Genetic theories of handedness also struggle to account for twin data. The dizygotic (non-identical) twins pictured, my own, have no left-handed parents or grandparents. There seems to be a higher prevalence of left-handedness in twins generally, irrespective of zygosity. The myth of ‘mirror twins’ (based on quadruplet embryology in armadillos, which may involve rotational splitting and mirroring) was invoked to account for observed discordance in handedness in monozygotic (identical) twins. Neither are the brains of left-handers simply mirror images of a right-hander’s brain; the majority of left-handers retain language in the left hemisphere for example.

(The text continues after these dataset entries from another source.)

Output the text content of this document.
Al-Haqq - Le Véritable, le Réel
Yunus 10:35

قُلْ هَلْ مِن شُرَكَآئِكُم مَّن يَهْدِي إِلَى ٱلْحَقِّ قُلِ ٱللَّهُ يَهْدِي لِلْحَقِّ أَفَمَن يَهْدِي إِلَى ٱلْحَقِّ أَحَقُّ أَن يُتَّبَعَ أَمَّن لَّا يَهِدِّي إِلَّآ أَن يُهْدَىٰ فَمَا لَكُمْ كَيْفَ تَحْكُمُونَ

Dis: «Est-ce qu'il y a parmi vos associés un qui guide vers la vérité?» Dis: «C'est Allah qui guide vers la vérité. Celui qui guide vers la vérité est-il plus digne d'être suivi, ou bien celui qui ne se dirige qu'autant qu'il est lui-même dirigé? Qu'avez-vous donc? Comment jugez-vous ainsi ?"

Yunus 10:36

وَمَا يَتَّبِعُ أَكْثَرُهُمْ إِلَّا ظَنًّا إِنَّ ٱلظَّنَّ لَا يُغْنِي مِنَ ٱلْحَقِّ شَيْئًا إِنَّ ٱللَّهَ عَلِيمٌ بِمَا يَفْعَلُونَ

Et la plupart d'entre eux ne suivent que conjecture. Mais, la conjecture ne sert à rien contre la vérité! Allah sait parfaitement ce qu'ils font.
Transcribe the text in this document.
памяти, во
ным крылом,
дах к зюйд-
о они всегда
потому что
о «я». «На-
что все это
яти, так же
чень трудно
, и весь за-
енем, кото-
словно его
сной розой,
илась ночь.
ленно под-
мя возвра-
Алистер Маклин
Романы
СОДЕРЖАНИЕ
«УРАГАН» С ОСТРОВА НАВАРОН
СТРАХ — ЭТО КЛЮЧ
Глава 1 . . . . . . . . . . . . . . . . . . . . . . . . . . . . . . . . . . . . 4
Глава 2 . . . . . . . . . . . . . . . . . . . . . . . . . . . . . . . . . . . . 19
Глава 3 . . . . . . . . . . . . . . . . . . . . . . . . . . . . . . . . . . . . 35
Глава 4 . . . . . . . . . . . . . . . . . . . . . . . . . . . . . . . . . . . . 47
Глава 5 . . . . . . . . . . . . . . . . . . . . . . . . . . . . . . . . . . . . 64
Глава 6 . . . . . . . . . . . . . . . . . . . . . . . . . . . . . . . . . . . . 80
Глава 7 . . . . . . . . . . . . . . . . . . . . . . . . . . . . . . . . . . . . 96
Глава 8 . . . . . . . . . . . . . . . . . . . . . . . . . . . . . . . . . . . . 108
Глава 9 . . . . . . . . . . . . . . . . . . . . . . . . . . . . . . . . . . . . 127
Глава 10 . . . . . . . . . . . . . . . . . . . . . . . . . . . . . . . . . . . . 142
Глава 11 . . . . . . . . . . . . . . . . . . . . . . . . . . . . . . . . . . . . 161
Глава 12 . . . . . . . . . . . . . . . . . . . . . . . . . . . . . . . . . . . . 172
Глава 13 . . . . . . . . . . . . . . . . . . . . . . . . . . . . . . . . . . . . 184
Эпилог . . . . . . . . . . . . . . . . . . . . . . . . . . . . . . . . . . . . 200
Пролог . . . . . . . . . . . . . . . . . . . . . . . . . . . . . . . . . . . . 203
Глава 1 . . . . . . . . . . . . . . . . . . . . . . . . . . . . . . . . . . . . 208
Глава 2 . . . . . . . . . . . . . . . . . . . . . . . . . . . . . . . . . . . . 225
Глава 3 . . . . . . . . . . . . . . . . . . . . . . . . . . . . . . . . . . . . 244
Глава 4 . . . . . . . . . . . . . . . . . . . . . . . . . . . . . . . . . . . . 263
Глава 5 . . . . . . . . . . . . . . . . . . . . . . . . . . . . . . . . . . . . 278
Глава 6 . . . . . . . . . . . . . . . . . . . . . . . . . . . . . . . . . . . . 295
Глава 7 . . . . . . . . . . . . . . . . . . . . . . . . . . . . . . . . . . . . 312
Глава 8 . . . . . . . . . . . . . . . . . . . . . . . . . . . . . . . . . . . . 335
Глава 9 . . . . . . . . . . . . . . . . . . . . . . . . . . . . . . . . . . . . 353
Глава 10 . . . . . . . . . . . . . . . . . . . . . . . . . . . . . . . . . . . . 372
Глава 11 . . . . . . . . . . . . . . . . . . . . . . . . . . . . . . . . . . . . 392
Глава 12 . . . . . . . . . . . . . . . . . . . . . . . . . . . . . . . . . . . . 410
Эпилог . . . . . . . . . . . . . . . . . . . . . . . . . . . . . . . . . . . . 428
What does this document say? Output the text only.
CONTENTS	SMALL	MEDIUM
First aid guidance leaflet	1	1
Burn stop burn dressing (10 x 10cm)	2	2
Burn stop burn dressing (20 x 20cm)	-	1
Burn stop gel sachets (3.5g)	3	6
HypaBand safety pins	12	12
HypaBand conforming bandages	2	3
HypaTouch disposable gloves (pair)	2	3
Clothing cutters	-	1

Do left-handers die younger? Not if correct methods and statistical analyses are applied to cohorts studied. What about morbidity? My own research suggests that left-handers do not experience more trauma than right-handers, but have double the prevalence of post-traumatic stress disorder; other research suggests left-handedness may be associated with increased prevalence of schizophrenia.
It’s not all bad. Left-handedness may be an advantage in certain sports, not because left-handers have any inherent visuospatial advantage, but because of perceptual frequency effects: right-handers encounter left-handers more rarely than vice versa.